Automatic segmentation of MR brain images with a convolutional neural network (1704.03295v1)

Abstract: Automatic segmentation in MR brain images is important for quantitative analysis in large-scale studies with images acquired at all ages. This paper presents a method for the automatic segmentation of MR brain images into a number of tissue classes using a convolutional neural network. To ensure that the method obtains accurate segmentation details as well as spatial consistency, the network uses multiple patch sizes and multiple convolution kernel sizes to acquire multi-scale information about each voxel. The method is not dependent on explicit features, but learns to recognise the information that is important for the classification based on training data. The method requires a single anatomical MR image only. The segmentation method is applied to five different data sets: coronal T2-weighted images of preterm infants acquired at 30 weeks postmenstrual age (PMA) and 40 weeks PMA, axial T2- weighted images of preterm infants acquired at 40 weeks PMA, axial T1-weighted images of ageing adults acquired at an average age of 70 years, and T1-weighted images of young adults acquired at an average age of 23 years. The method obtained the following average Dice coefficients over all segmented tissue classes for each data set, respectively: 0.87, 0.82, 0.84, 0.86 and 0.91. The results demonstrate that the method obtains accurate segmentations in all five sets, and hence demonstrates its robustness to differences in age and acquisition protocol.
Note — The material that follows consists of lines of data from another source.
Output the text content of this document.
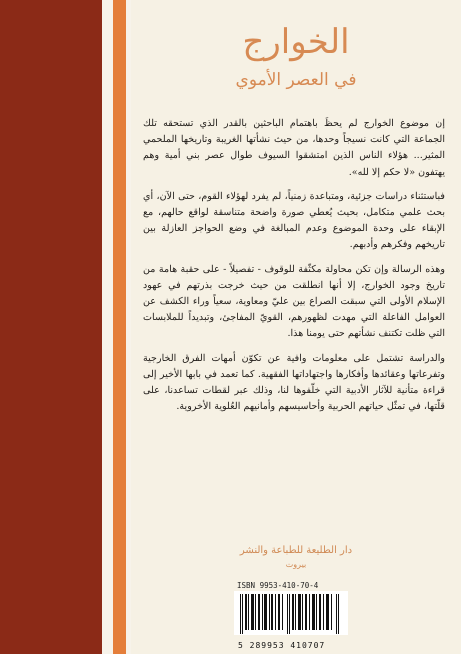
الخوارج
في العصر الأموي

إن موضوع الخوارج لم يحظَ باهتمام الباحثين بالقدر الذي تستحقه تلك الجماعة التي كانت نسيجاً وحدها، من حيث نشأتها الغريبة وتاريخها الملحمي المثير... هؤلاء الناس الذين امتشقوا السيوف طوال عصر بني أمية وهم يهتفون «لا حكم إلا لله».

فباستثناء دراسات جزئية، ومتباعدة زمنياً، لم يفرد لهؤلاء القوم، حتى الآن، أي بحث علمي متكامل، بحيث يُعطي صورة واضحة متناسقة لواقع حالهم، مع الإبقاء على وحدة الموضوع وعدم المبالغة في وضع الحواجز العازلة بين تاريخهم وفكرهم وأدبهم.

وهذه الرسالة وإن تكن محاولة مكثّفة للوقوف - تفصيلاً - على حقبة هامة من تاريخ وجود الخوارج، إلا أنها انطلقت من حيث خرجت بذرتهم في عهود الإسلام الأولى التي سبقت الصراع بين عليّ ومعاوية، سعياً وراء الكشف عن العوامل الفاعلة التي مهدت لظهورهم، القويّ المفاجئ، وتبديداً للملابسات التي ظلت تكتنف نشأتهم حتى يومنا هذا.

والدراسة تشتمل على معلومات وافية عن تكوّن أمهات الفرق الخارجية وتفرعاتها وعقائدها وأفكارها واجتهاداتها الفقهية. كما تعمد في بابها الأخير إلى قراءة متأنية للآثار الأدبية التي خلّفوها لنا، وذلك عبر لقطات تساعدنا، على قلّتها، في تمثّل حياتهم الحربية وأحاسيسهم وأمانيهم العُلوية الأخروية.

دار الطليعة للطباعة والنشر
بيروت
ISBN 9953-410-70-4
5 289953 410707
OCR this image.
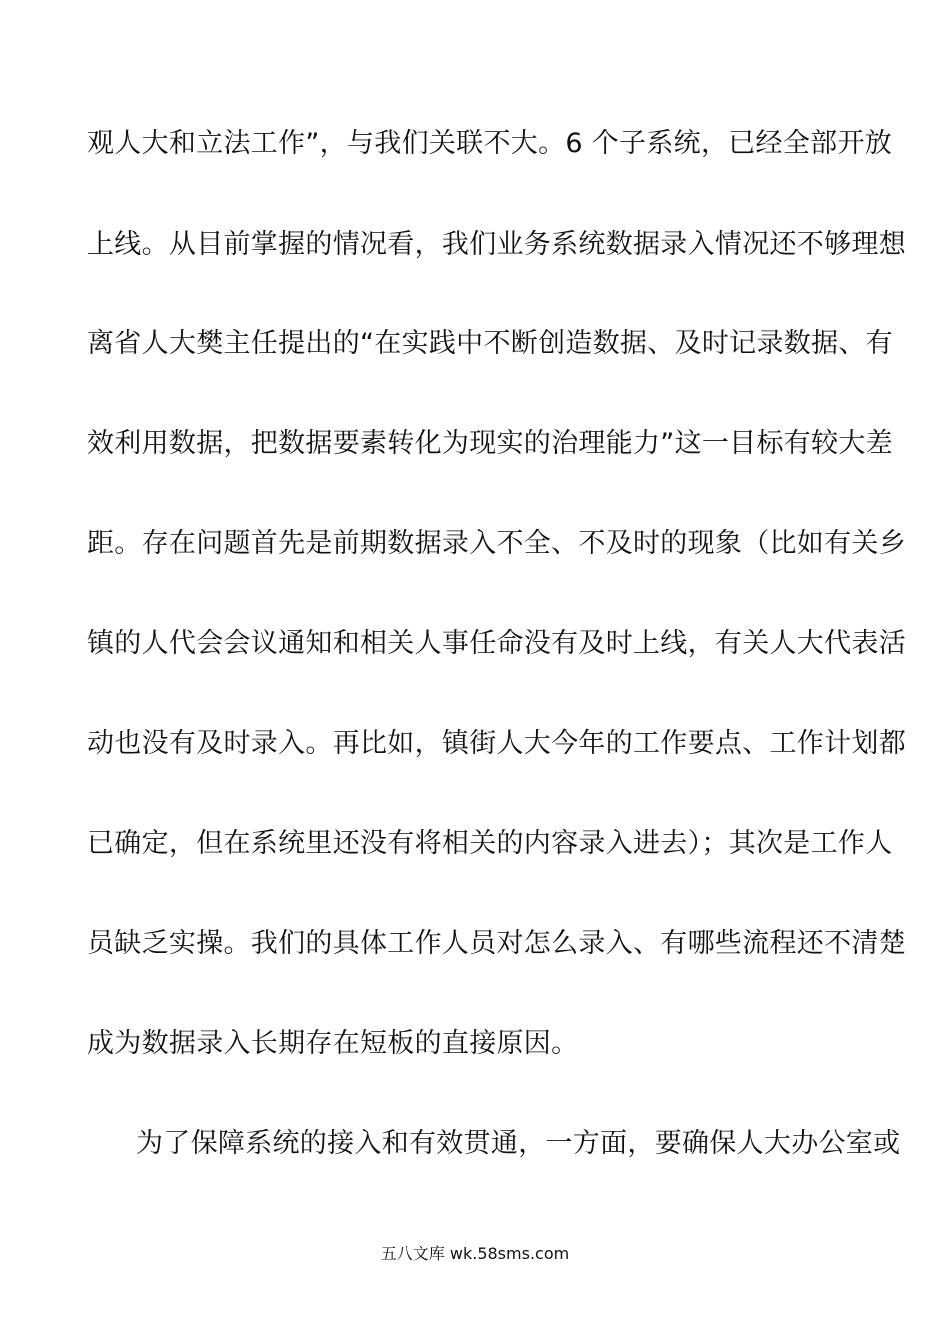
观人大和立法工作”，与我们关联不大。6 个子系统，已经全部开放
上线。从目前掌握的情况看，我们业务系统数据录入情况还不够理想
离省人大樊主任提出的“在实践中不断创造数据、及时记录数据、有
效利用数据，把数据要素转化为现实的治理能力”这一目标有较大差
距。存在问题首先是前期数据录入不全、不及时的现象（比如有关乡
镇的人代会会议通知和相关人事任命没有及时上线，有关人大代表活
动也没有及时录入。再比如，镇街人大今年的工作要点、工作计划都
已确定，但在系统里还没有将相关的内容录入进去）；其次是工作人
员缺乏实操。我们的具体工作人员对怎么录入、有哪些流程还不清楚
成为数据录入长期存在短板的直接原因。
为了保障系统的接入和有效贯通，一方面，要确保人大办公室或
五八文库 wk.58sms.com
• The paper introduces a multi-scale CNN that learns from patches of varying sizes to capture both fine details and broader spatial context in MR brain segmentation.
• It achieves robust performance with average Dice coefficients ranging from 0.82 to 0.91 across diverse datasets including preterm infants and adults.
• The study demonstrates the potential of deep learning in automating quantitative brain analysis, offering a scalable tool for neurodevelopment and ageing research.

Automatic Segmentation of MR Brain Images with a Convolutional Neural Network

The paper "Automatic Segmentation of MR Brain Images with a Convolutional Neural Network" by Pim Moeskops et al. presents a methodical approach to the automatic segmentation of MR brain images using Convolutional Neural Networks (CNNs). This method addresses a critical challenge in the quantitative analysis of brain images, enabling the processing of MR images across different ages and acquisition protocols.

Methodology

The proposed method leverages a CNN architecture designed to handle multi-scale information by incorporating multiple patch sizes and convolution kernel sizes. This is implemented to enhance the ability of the network to capture both fine details and spatial consistency in the segmentation process. Unlike traditional methods that rely heavily on manually defined features, this approach utilizes the capability of CNNs to learn relevant features from the training data.

In the training phase, the network handles patches of 25 × 25, 51 × 51, and 75 × 75 voxels. Each patch size corresponds to a specific set of convolution layers tailored to extract information at different scales. This multi-scale approach effectively balances local texture detail with broader spatial context, facilitating accurate voxel classification.

Evaluation & Results

The segmentation method was evaluated across five different datasets:

1. Coronal T2-weighted images of preterm infants at 30 weeks PMA.
2. Coronal T2-weighted images of preterm infants at 40 weeks PMA.
3. Axial T2-weighted images of preterm infants at 40 weeks PMA.
4. Axial T1-weighted images of ageing adults around 70 years old.
5. T1-weighted images of young adults around 23 years old.

The CNN achieved average Dice coefficients of 0.87, 0.82, 0.84, 0.86, and 0.91 across these datasets respectively, illustrating its robustness despite variations in age and imaging protocols.

Implications and Future Directions

The implications of this research are significant for both practical and theoretical applications in medical imaging. Practically, the methodology enables high-throughput analysis of MR images, facilitating large-scale studies such as neurodevelopmental and ageing research. Theoretically, it demonstrates the efficacy of multi-scale CNNs in medical image analysis, paving the way for further explorations in other anatomical structures or imaging modalities.

Potential future developments could include:

• Extending the network's capability to include more diverse training datasets, thus enhancing its generalizability across different MR acquisition settings.
• Exploring the integration of orthogonal or 3D patches for an improved 3-dimensional context in isotropic images.
• Refining the network architecture to potentially increase the model’s performance with larger annotated datasets.

Conclusion

The method presented in this paper leverages the power of CNNs for the automatic segmentation of MR brain images, yielding accurate and consistent segmentation results across different age groups and imaging protocols. By addressing existing limitations in the manual definition of features and the application of multi-scale information, this work contributes a robust and adaptable tool for the field of medical image analysis.